Bernd Müffeler wrote:
Am 30.10.2010 01:09, schrieb Jimmy Johnson:
David Hare wrote:
> I have tested various workarounds for getting GUI stuff as root
> (without enabling sudo) for the past week. Some Debian users are not
> comfortable with sudo at all (especially if configured for root
> access
> without password) and prefer the root password to be required for
> administration.
>
> I have now settled on a workable solution with Trinity.
>
> Using:
>
> kdesu <kdeapp> --nonewdcop
>
> with the configs I posted earlier has not failed once. (must create
> file kdesurc and purge kdesudo-trinity)
>
> It seems the user's dcop and/or klauncher crashes if/when root gets a
> new dcop. I don't know why, when I used sudo initially, that did not
> happen.
>
> I edited the menu with a new "root apps" section (konq, kwrite,
> kuser)
> configured like that, with "run as different user" unchecked so can
> now use terminal, run box or menu.
>
> Non-trinity, gtk apps (synaptic, gparted, zenity) I had problems with
> before seem fixed by adding to ~/.bashrc:
>
> export XAUTHORITY=$HOME/.Xauthority
>
> Needed reboot (or relogin) to register that. Don't know if that has
> security issues but it works.
>
> I can now open, error-free, as root from terminal or via custom
> script with:
>
> dbus-launch <gtk-app>
>
> That will not work for trinity apps.
>
> sux gives the same problem as kdesu without --nonewdcop; can't use
> that (for Trinity apps) now but never mind
I now have a recipe too, of course I have only tested this with
Squeeze and have been using it since yesterday and it seems to work
perfect.
Using synaptic Install:
gksu
gksu-polkit
sudo
And completely Remove:
kdesudo
kdesudo-trinity
sudo-trinity
As "User" run 'gksu-properties' and change "su" to
"sudo" and you
will always be prompted for a password when you need elevated
privileges.
At first it was a good idea. But there is no packet gksu-polkit in
Debian Lenny.
No, but 'gksu-properties' still works, just not as expected.

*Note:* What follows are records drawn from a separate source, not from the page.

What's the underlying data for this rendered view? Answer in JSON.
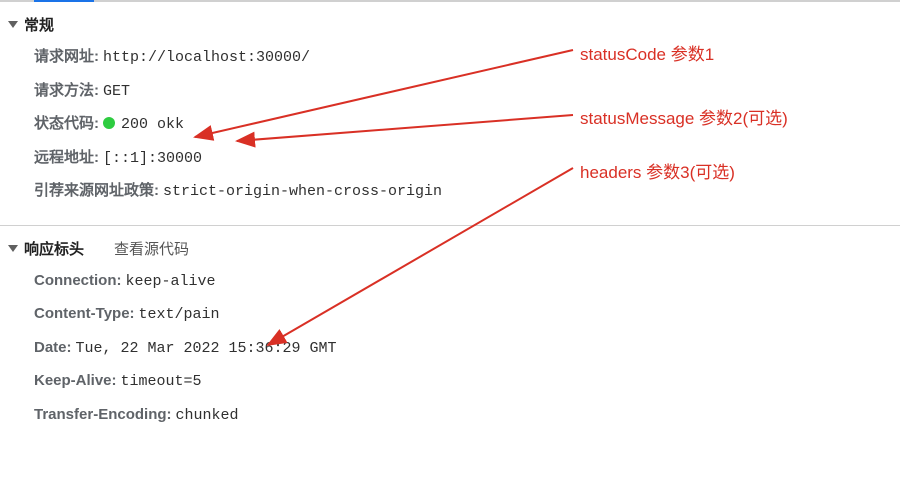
{
  "sections": {
    "general": {
      "title": "常规",
      "request_url_label": "请求网址:",
      "request_url_value": "http://localhost:30000/",
      "request_method_label": "请求方法:",
      "request_method_value": "GET",
      "status_code_label": "状态代码:",
      "status_code_value": "200 okk",
      "remote_address_label": "远程地址:",
      "remote_address_value": "[::1]:30000",
      "referrer_policy_label": "引荐来源网址政策:",
      "referrer_policy_value": "strict-origin-when-cross-origin"
    },
    "response_headers": {
      "title": "响应标头",
      "view_source": "查看源代码",
      "connection_label": "Connection:",
      "connection_value": "keep-alive",
      "content_type_label": "Content-Type:",
      "content_type_value": "text/pain",
      "date_label": "Date:",
      "date_value": "Tue, 22 Mar 2022 15:36:29 GMT",
      "keep_alive_label": "Keep-Alive:",
      "keep_alive_value": "timeout=5",
      "transfer_encoding_label": "Transfer-Encoding:",
      "transfer_encoding_value": "chunked"
    }
  },
  "annotations": {
    "a1": "statusCode  参数1",
    "a2": "statusMessage 参数2(可选)",
    "a3": "headers 参数3(可选)"
  }
}
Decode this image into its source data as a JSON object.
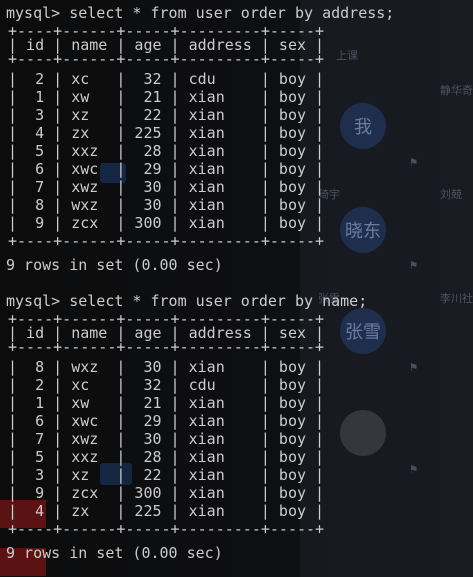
{
  "background": {
    "avatars": [
      "我",
      "晓东",
      "张雪",
      ""
    ],
    "labels": [
      "上课",
      "静华奇",
      "刘兢",
      "李川社",
      "琦宇",
      "张雪"
    ]
  },
  "terminal": {
    "query1": {
      "prompt": "mysql>",
      "command": "select * from user order by address;",
      "columns": [
        "id",
        "name",
        "age",
        "address",
        "sex"
      ],
      "rows": [
        [
          "2",
          "xc",
          "32",
          "cdu",
          "boy"
        ],
        [
          "1",
          "xw",
          "21",
          "xian",
          "boy"
        ],
        [
          "3",
          "xz",
          "22",
          "xian",
          "boy"
        ],
        [
          "4",
          "zx",
          "225",
          "xian",
          "boy"
        ],
        [
          "5",
          "xxz",
          "28",
          "xian",
          "boy"
        ],
        [
          "6",
          "xwc",
          "29",
          "xian",
          "boy"
        ],
        [
          "7",
          "xwz",
          "30",
          "xian",
          "boy"
        ],
        [
          "8",
          "wxz",
          "30",
          "xian",
          "boy"
        ],
        [
          "9",
          "zcx",
          "300",
          "xian",
          "boy"
        ]
      ],
      "result": "9 rows in set (0.00 sec)"
    },
    "query2": {
      "prompt": "mysql>",
      "command": "select * from user order by name;",
      "columns": [
        "id",
        "name",
        "age",
        "address",
        "sex"
      ],
      "rows": [
        [
          "8",
          "wxz",
          "30",
          "xian",
          "boy"
        ],
        [
          "2",
          "xc",
          "32",
          "cdu",
          "boy"
        ],
        [
          "1",
          "xw",
          "21",
          "xian",
          "boy"
        ],
        [
          "6",
          "xwc",
          "29",
          "xian",
          "boy"
        ],
        [
          "7",
          "xwz",
          "30",
          "xian",
          "boy"
        ],
        [
          "5",
          "xxz",
          "28",
          "xian",
          "boy"
        ],
        [
          "3",
          "xz",
          "22",
          "xian",
          "boy"
        ],
        [
          "9",
          "zcx",
          "300",
          "xian",
          "boy"
        ],
        [
          "4",
          "zx",
          "225",
          "xian",
          "boy"
        ]
      ],
      "result": "9 rows in set (0.00 sec)"
    }
  }
}
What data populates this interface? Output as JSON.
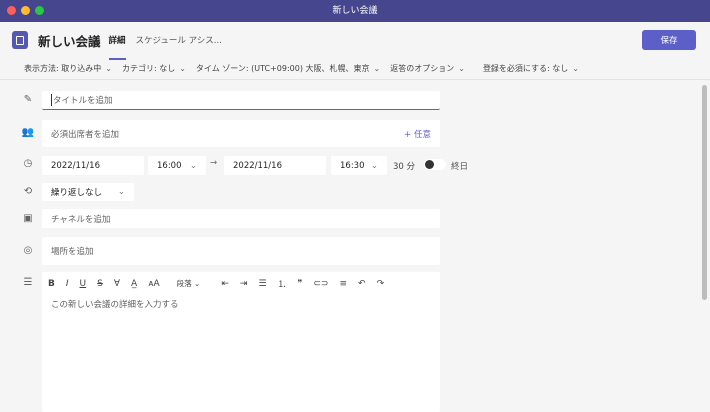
{
  "window": {
    "title": "新しい会議"
  },
  "header": {
    "title": "新しい会議",
    "tabs": [
      "詳細",
      "スケジュール アシス..."
    ],
    "save_label": "保存"
  },
  "options": [
    "表示方法: 取り込み中",
    "カテゴリ: なし",
    "タイム ゾーン: (UTC+09:00) 大阪、札幌、東京",
    "返答のオプション",
    "登録を必須にする: なし"
  ],
  "form": {
    "title_placeholder": "タイトルを追加",
    "attendees_placeholder": "必須出席者を追加",
    "optional_label": "+ 任意",
    "start_date": "2022/11/16",
    "start_time": "16:00",
    "end_date": "2022/11/16",
    "end_time": "16:30",
    "duration": "30 分",
    "all_day_label": "終日",
    "repeat": "繰り返しなし",
    "channel_placeholder": "チャネルを追加",
    "location_placeholder": "場所を追加",
    "paragraph_label": "段落",
    "details_placeholder": "この新しい会議の詳細を入力する"
  }
}
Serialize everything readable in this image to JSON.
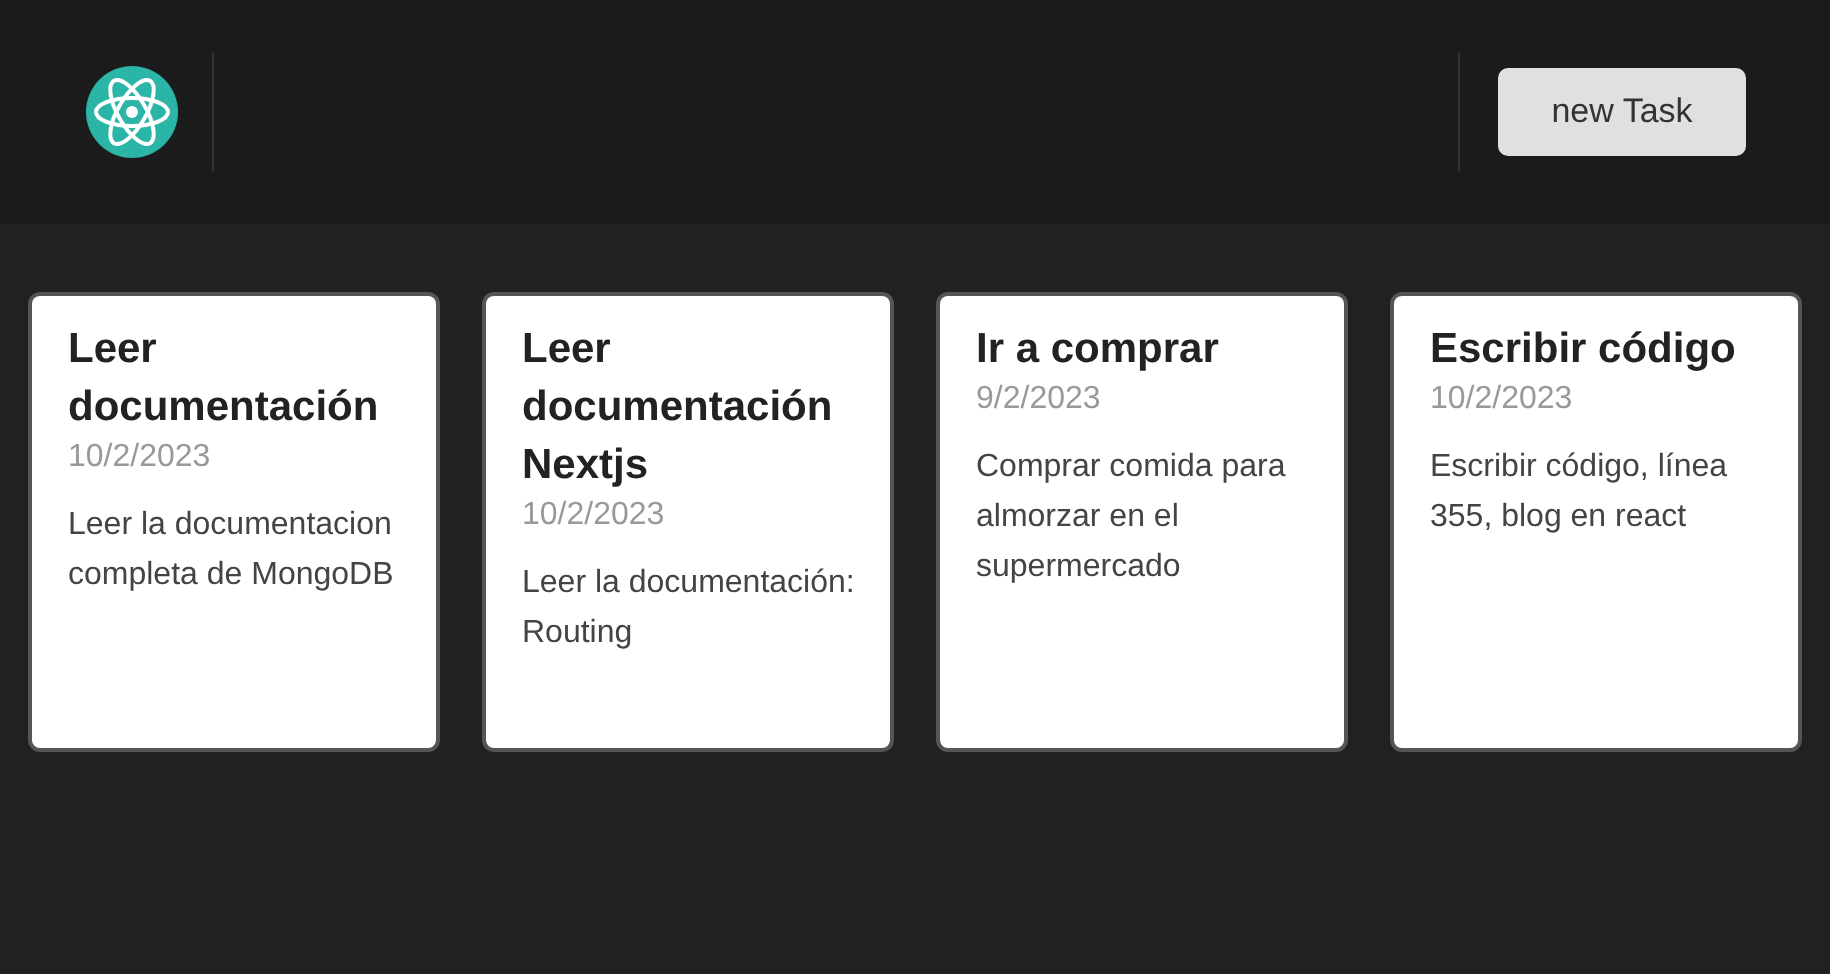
{
  "header": {
    "button": "new Task"
  },
  "tasks": [
    {
      "title": "Leer documentación",
      "date": "10/2/2023",
      "description": "Leer la documentacion completa de MongoDB"
    },
    {
      "title": "Leer documentación Nextjs",
      "date": "10/2/2023",
      "description": "Leer la documentación: Routing"
    },
    {
      "title": "Ir a comprar",
      "date": "9/2/2023",
      "description": "Comprar comida para almorzar en el supermercado"
    },
    {
      "title": "Escribir código",
      "date": "10/2/2023",
      "description": "Escribir código, línea 355, blog en react"
    }
  ]
}
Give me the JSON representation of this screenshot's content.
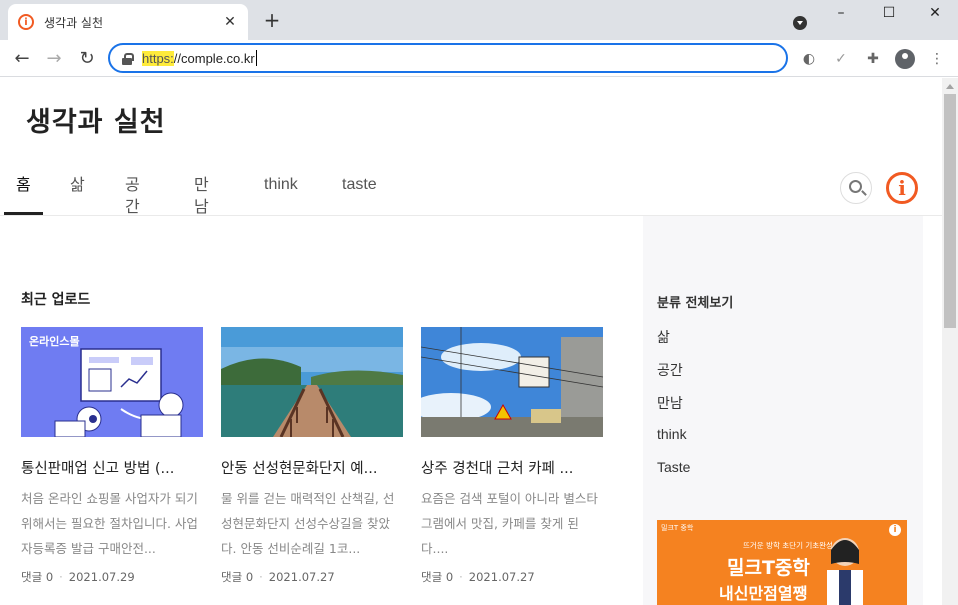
{
  "browser": {
    "tab_title": "생각과 실천",
    "tab_favicon": "i",
    "new_tab": "+",
    "url_scheme": "https:",
    "url_rest": "//comple.co.kr",
    "window_controls": [
      "–",
      "☐",
      "✕"
    ]
  },
  "site": {
    "title": "생각과 실천",
    "logo_letter": "i",
    "accent_color": "#f15a22"
  },
  "nav": {
    "items": [
      "홈",
      "삶",
      "공간",
      "만남",
      "think",
      "taste"
    ],
    "active": "홈"
  },
  "recent": {
    "heading": "최근 업로드",
    "posts": [
      {
        "title": "통신판매업 신고 방법 (...",
        "summary": "처음 온라인 쇼핑몰 사업자가 되기 위해서는 필요한 절차입니다. 사업자등록증 발급 구매안전...",
        "comments": "댓글 0",
        "date": "2021.07.29",
        "thumb_label": "온라인스몰"
      },
      {
        "title": "안동 선성현문화단지 예...",
        "summary": "물 위를 걷는 매력적인 산책길, 선성현문화단지 선성수상길을 찾았다. 안동 선비순례길 1코...",
        "comments": "댓글 0",
        "date": "2021.07.27"
      },
      {
        "title": "상주 경천대 근처 카페 ...",
        "summary": "요즘은 검색 포털이 아니라 별스타그램에서 맛집, 카페를 찾게 된다....",
        "comments": "댓글 0",
        "date": "2021.07.27"
      }
    ]
  },
  "sidebar": {
    "category_title": "분류 전체보기",
    "categories": [
      "삶",
      "공간",
      "만남",
      "think",
      "Taste"
    ],
    "banner": {
      "brand": "밀크T 중학",
      "sub": "뜨거운 방학 초단기 기초완성",
      "main1": "밀크T중학",
      "main2": "내신만점열쨍",
      "info": "i"
    }
  }
}
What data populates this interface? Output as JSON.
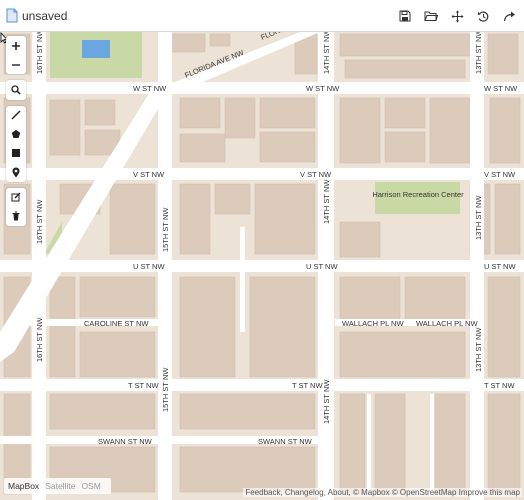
{
  "app": {
    "title": "unsaved"
  },
  "top_toolbar": {
    "buttons": [
      {
        "name": "save-icon"
      },
      {
        "name": "open-folder-icon"
      },
      {
        "name": "move-icon"
      },
      {
        "name": "undo-icon"
      },
      {
        "name": "share-icon"
      }
    ]
  },
  "left_toolbar": {
    "tools": [
      {
        "name": "zoom-in-icon"
      },
      {
        "name": "zoom-out-icon"
      },
      {
        "name": "search-icon"
      },
      {
        "name": "draw-line-icon"
      },
      {
        "name": "draw-polygon-icon"
      },
      {
        "name": "draw-rectangle-icon"
      },
      {
        "name": "draw-marker-icon"
      },
      {
        "name": "edit-icon"
      },
      {
        "name": "trash-icon"
      }
    ]
  },
  "map": {
    "streets": {
      "w_st": "W ST NW",
      "v_st": "V ST NW",
      "u_st": "U ST NW",
      "t_st": "T ST NW",
      "swann_st": "SWANN ST NW",
      "caroline_st": "CAROLINE ST NW",
      "wallach_pl": "WALLACH PL NW",
      "florida_ave": "FLORIDA AVE NW",
      "florida_short": "FLORI",
      "st_16th": "16TH ST NW",
      "st_15th": "15TH ST NW",
      "st_14th": "14TH ST NW",
      "st_13th": "13TH ST NW"
    },
    "pois": {
      "harrison": "Harrison Recreation Center"
    },
    "colors": {
      "land": "#ece2d6",
      "building": "#dccbbb",
      "road": "#ffffff",
      "park": "#c9d9a6",
      "water": "#6aa6e0"
    }
  },
  "layers": {
    "options": [
      "MapBox",
      "Satellite",
      "OSM"
    ],
    "active": "MapBox"
  },
  "attribution": {
    "feedback": "Feedback",
    "changelog": "Changelog",
    "about": "About",
    "mapbox": "© Mapbox",
    "osm": "© OpenStreetMap",
    "improve": "Improve this map"
  }
}
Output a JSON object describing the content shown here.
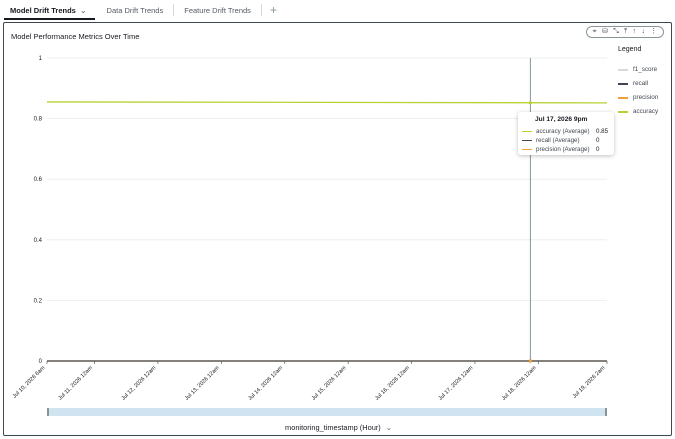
{
  "tabs": [
    {
      "label": "Model Drift Trends",
      "active": true
    },
    {
      "label": "Data Drift Trends",
      "active": false
    },
    {
      "label": "Feature Drift Trends",
      "active": false
    }
  ],
  "tab_add_label": "+",
  "visual": {
    "title": "Model Performance Metrics Over Time",
    "toolbar_icons": [
      "focus-icon",
      "drill-icon",
      "collapse-icon",
      "sort-top-icon",
      "sort-up-icon",
      "sort-down-icon",
      "more-icon"
    ],
    "toolbar_glyphs": [
      "⌖",
      "⛁",
      "⤡",
      "⤒",
      "↑",
      "↓",
      "⋮"
    ],
    "x_field_label": "monitoring_timestamp (Hour)"
  },
  "legend": {
    "title": "Legend",
    "items": [
      {
        "label": "f1_score",
        "color": "#d5dbdb"
      },
      {
        "label": "recall",
        "color": "#414750"
      },
      {
        "label": "precision",
        "color": "#f0a037"
      },
      {
        "label": "accuracy",
        "color": "#b7d132"
      }
    ]
  },
  "tooltip": {
    "header": "Jul 17, 2026 9pm",
    "rows": [
      {
        "name": "accuracy (Average)",
        "value": "0.85",
        "color": "#b7d132"
      },
      {
        "name": "recall (Average)",
        "value": "0",
        "color": "#414750"
      },
      {
        "name": "precision (Average)",
        "value": "0",
        "color": "#f0a037"
      }
    ]
  },
  "chart_data": {
    "type": "line",
    "title": "Model Performance Metrics Over Time",
    "xlabel": "monitoring_timestamp (Hour)",
    "ylabel": "",
    "ylim": [
      0,
      1
    ],
    "y_ticks": [
      "0",
      "0.2",
      "0.4",
      "0.6",
      "0.8",
      "1"
    ],
    "y_tick_values": [
      0,
      0.2,
      0.4,
      0.6,
      0.8,
      1
    ],
    "x_ticks": [
      "Jul 10, 2026 6am",
      "Jul 11, 2026 12am",
      "Jul 12, 2026 12am",
      "Jul 13, 2026 12am",
      "Jul 14, 2026 12am",
      "Jul 15, 2026 12am",
      "Jul 16, 2026 12am",
      "Jul 17, 2026 12am",
      "Jul 18, 2026 12am",
      "Jul 19, 2026 2am"
    ],
    "x_tick_hours": [
      6,
      24,
      48,
      72,
      96,
      120,
      144,
      168,
      192,
      218
    ],
    "x_range_hours": [
      6,
      218
    ],
    "hover_hour": 189,
    "grid": true,
    "legend_position": "right",
    "series": [
      {
        "name": "accuracy",
        "color": "#b7d132",
        "x_hours": [
          6,
          218
        ],
        "values": [
          0.855,
          0.852
        ]
      },
      {
        "name": "recall",
        "color": "#414750",
        "x_hours": [
          6,
          218
        ],
        "values": [
          0,
          0
        ]
      },
      {
        "name": "precision",
        "color": "#f0a037",
        "x_hours": [
          6,
          218
        ],
        "values": [
          0,
          0
        ]
      },
      {
        "name": "f1_score",
        "color": "#d5dbdb",
        "x_hours": [
          6,
          218
        ],
        "values": [
          0,
          0
        ]
      }
    ]
  }
}
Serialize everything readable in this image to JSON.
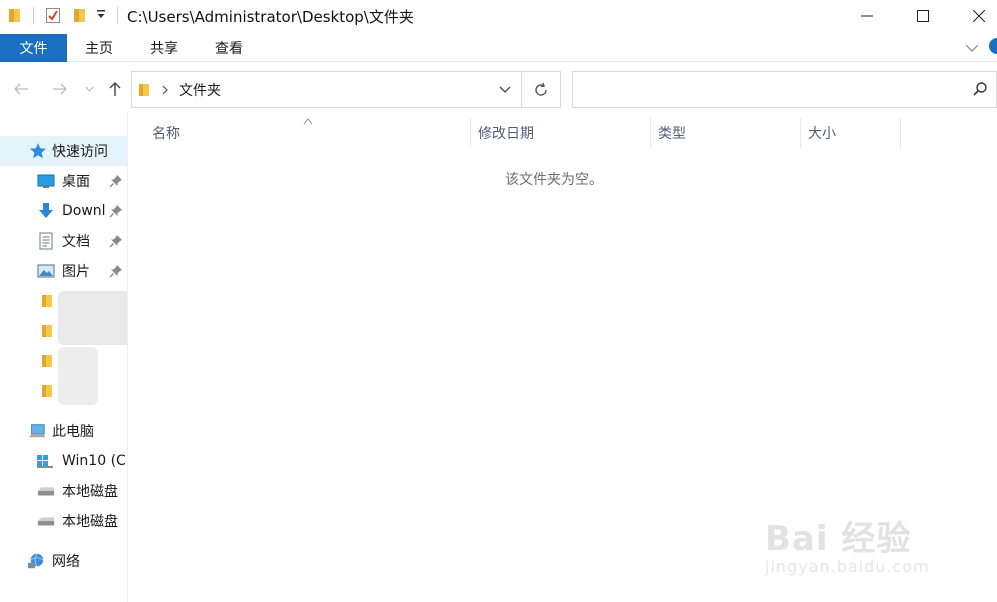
{
  "window": {
    "title": "C:\\Users\\Administrator\\Desktop\\文件夹",
    "controls": [
      "minimize",
      "maximize",
      "close"
    ]
  },
  "quick_access_toolbar": {
    "icons": [
      "folder-icon",
      "properties-icon",
      "new-folder-icon",
      "customize-dropdown-icon"
    ]
  },
  "ribbon": {
    "file_tab": "文件",
    "tabs": [
      "主页",
      "共享",
      "查看"
    ]
  },
  "address_bar": {
    "segment": "文件夹"
  },
  "search": {
    "placeholder": ""
  },
  "sidebar": {
    "quick_access": "快速访问",
    "items": [
      {
        "label": "桌面",
        "icon": "desktop-icon"
      },
      {
        "label": "Downl",
        "icon": "download-icon"
      },
      {
        "label": "文档",
        "icon": "document-icon"
      },
      {
        "label": "图片",
        "icon": "pictures-icon"
      }
    ],
    "this_pc": "此电脑",
    "drives": [
      {
        "label": "Win10 (C",
        "icon": "windows-drive-icon"
      },
      {
        "label": "本地磁盘",
        "icon": "local-disk-icon"
      },
      {
        "label": "本地磁盘",
        "icon": "local-disk-icon"
      }
    ],
    "network": "网络"
  },
  "columns": {
    "name": "名称",
    "modified": "修改日期",
    "type": "类型",
    "size": "大小"
  },
  "empty_message": "该文件夹为空。",
  "watermark": {
    "brand": "Bai 经验",
    "url": "jingyan.baidu.com"
  },
  "colors": {
    "file_tab": "#1a6fc3",
    "selected_bg": "#e5f3fb",
    "column_header_text": "#4c607a",
    "folder_yellow": "#f3c84b"
  }
}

And when you will remove sudo-trinity he will
remove also a many
packets from trinity.
Installing sudo will remove sudo-trinity, but things in Lenny are not
working as expected.
So you have no change with this workaround under
Debian Lenny, sorry.
Best wishes
bernd
I just now installed Lenny with trinity and I will see what I can do,
right now nothing is working as expected. :-(
Thanks for the answer, I hope you will find a solution.
I love the trinity project and I will work with this KDE.